Todo en blanco y negro.
El piso de madera era un espejo. La luz de la amplia cancha entraba por los ventanales largos que pegaban al techo, y todo, en su vacío, daba un aire de espera, como la llegada de una semilla en cofre con ruedas. Dos hombres trasladan el ataúd. Un caoba lustroso en el medio del espacio, libre de gradas, veteado de sol. De golpe, todo está lleno de gente. Los trajes formales, los llantos colocados en el sonido. La onda diurna del luctuoso hábito de lagrimear. Las caras largas. Las miradas bajas.

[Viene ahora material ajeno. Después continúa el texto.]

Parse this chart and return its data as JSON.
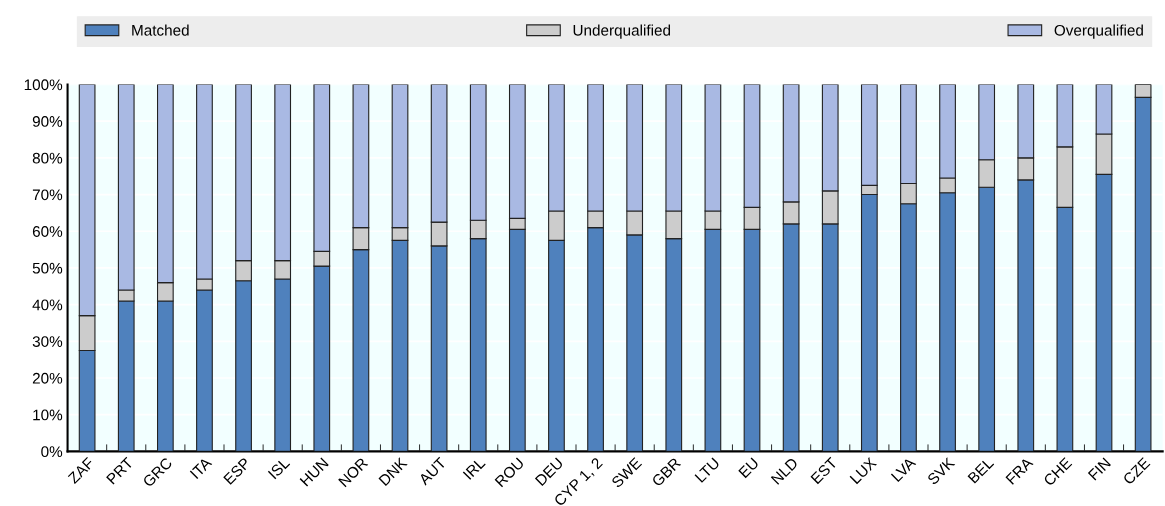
{
  "chart_data": {
    "type": "bar",
    "stacked": true,
    "categories": [
      "ZAF",
      "PRT",
      "GRC",
      "ITA",
      "ESP",
      "ISL",
      "HUN",
      "NOR",
      "DNK",
      "AUT",
      "IRL",
      "ROU",
      "DEU",
      "CYP 1, 2",
      "SWE",
      "GBR",
      "LTU",
      "EU",
      "NLD",
      "EST",
      "LUX",
      "LVA",
      "SVK",
      "BEL",
      "FRA",
      "CHE",
      "FIN",
      "CZE"
    ],
    "series": [
      {
        "name": "Matched",
        "color": "#4f81bd",
        "values": [
          27.5,
          41,
          41,
          44,
          46.5,
          47,
          50.5,
          55,
          57.5,
          56,
          58,
          60.5,
          57.5,
          61,
          59,
          58,
          60.5,
          60.5,
          62,
          62,
          70,
          67.5,
          70.5,
          72,
          74,
          66.5,
          75.5,
          96.5
        ]
      },
      {
        "name": "Underqualified",
        "color": "#cccccc",
        "values": [
          9.5,
          3,
          5,
          3,
          5.5,
          5,
          4,
          6,
          3.5,
          6.5,
          5,
          3,
          8,
          4.5,
          6.5,
          7.5,
          5,
          6,
          6,
          9,
          2.5,
          5.5,
          4,
          7.5,
          6,
          16.5,
          11,
          3.5
        ]
      },
      {
        "name": "Overqualified",
        "color": "#a9b9e3",
        "values": [
          63,
          56,
          54,
          53,
          48,
          48,
          45.5,
          39,
          39,
          37.5,
          37,
          36.5,
          34.5,
          34.5,
          34.5,
          34.5,
          34.5,
          33.5,
          32,
          29,
          27.5,
          27,
          25.5,
          20.5,
          20,
          17,
          13.5,
          null
        ]
      }
    ],
    "ylim": [
      0,
      100
    ],
    "yticks": [
      {
        "value": 0,
        "label": "0%"
      },
      {
        "value": 10,
        "label": "10%"
      },
      {
        "value": 20,
        "label": "20%"
      },
      {
        "value": 30,
        "label": "30%"
      },
      {
        "value": 40,
        "label": "40%"
      },
      {
        "value": 50,
        "label": "50%"
      },
      {
        "value": 60,
        "label": "60%"
      },
      {
        "value": 70,
        "label": "70%"
      },
      {
        "value": 80,
        "label": "80%"
      },
      {
        "value": 90,
        "label": "90%"
      },
      {
        "value": 100,
        "label": "100%"
      }
    ],
    "grid": "y",
    "legend": "top"
  }
}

Américo Bermúdez. Arquitecto. Presentábase el genio con la ausencia. Lloraba sentido, a moco suelto. Inconsolable. Ni cuando la sala de conciertos Antonio Lauro cayó de pronto tras un aguacero de los que tapan la vista y murieron aplastadas ciento treinta y cinco personas. Ni cuando su padre se estrelló del borde del puente y se lo zampó el Caroní. Ni cuando nació Roraima un mayo de fin de siglo y la cargaba nervioso después de que el doctor le dejara cortar el cordón umbilical pensando inútilmente que podía manchar de sangre a una recién nacida cesareada. Lloraba con la cabeza entre las rodillas, como un niño, a sus cuarenta y pico de años debajo de una mesa que sostenía el termo con nestea que en la funeraria no servían todavía. En momentos álgidos se tomaba del pelo y parecía que podía arrancárselo de cuajo. Pero su llanto profuso se enmudecía en el mordisco al puño, a la manga del saco. Todo era saliva y lágrimas. De vez en cuando un sorbo de la botella que alcanzaba estirando el brazo hacia arriba.
Felícita, su madre, tomó aire antes de contestar el teléfono. Dan las casualidades fatídicas y los ecos, Américo la escuchó pronunciar: hijo, estás bien, allá. Él trató de incorporarse. Se dio un cabezazo. El piso recibió los puños del desquite. Cuando logró pararse, su madre, sorprendida, deslizó el celular por su costado derecho (el que él no veía). Le extendió la botella a la vieja mientras ella trataba de preguntarle dónde estaba, que hay mucha gente preocupada, mientras hacía las veces que recibía la botella. Américo la soltó antes de que la doña la agarrara. El estruendo sonó como hijo-estás-bien-allá.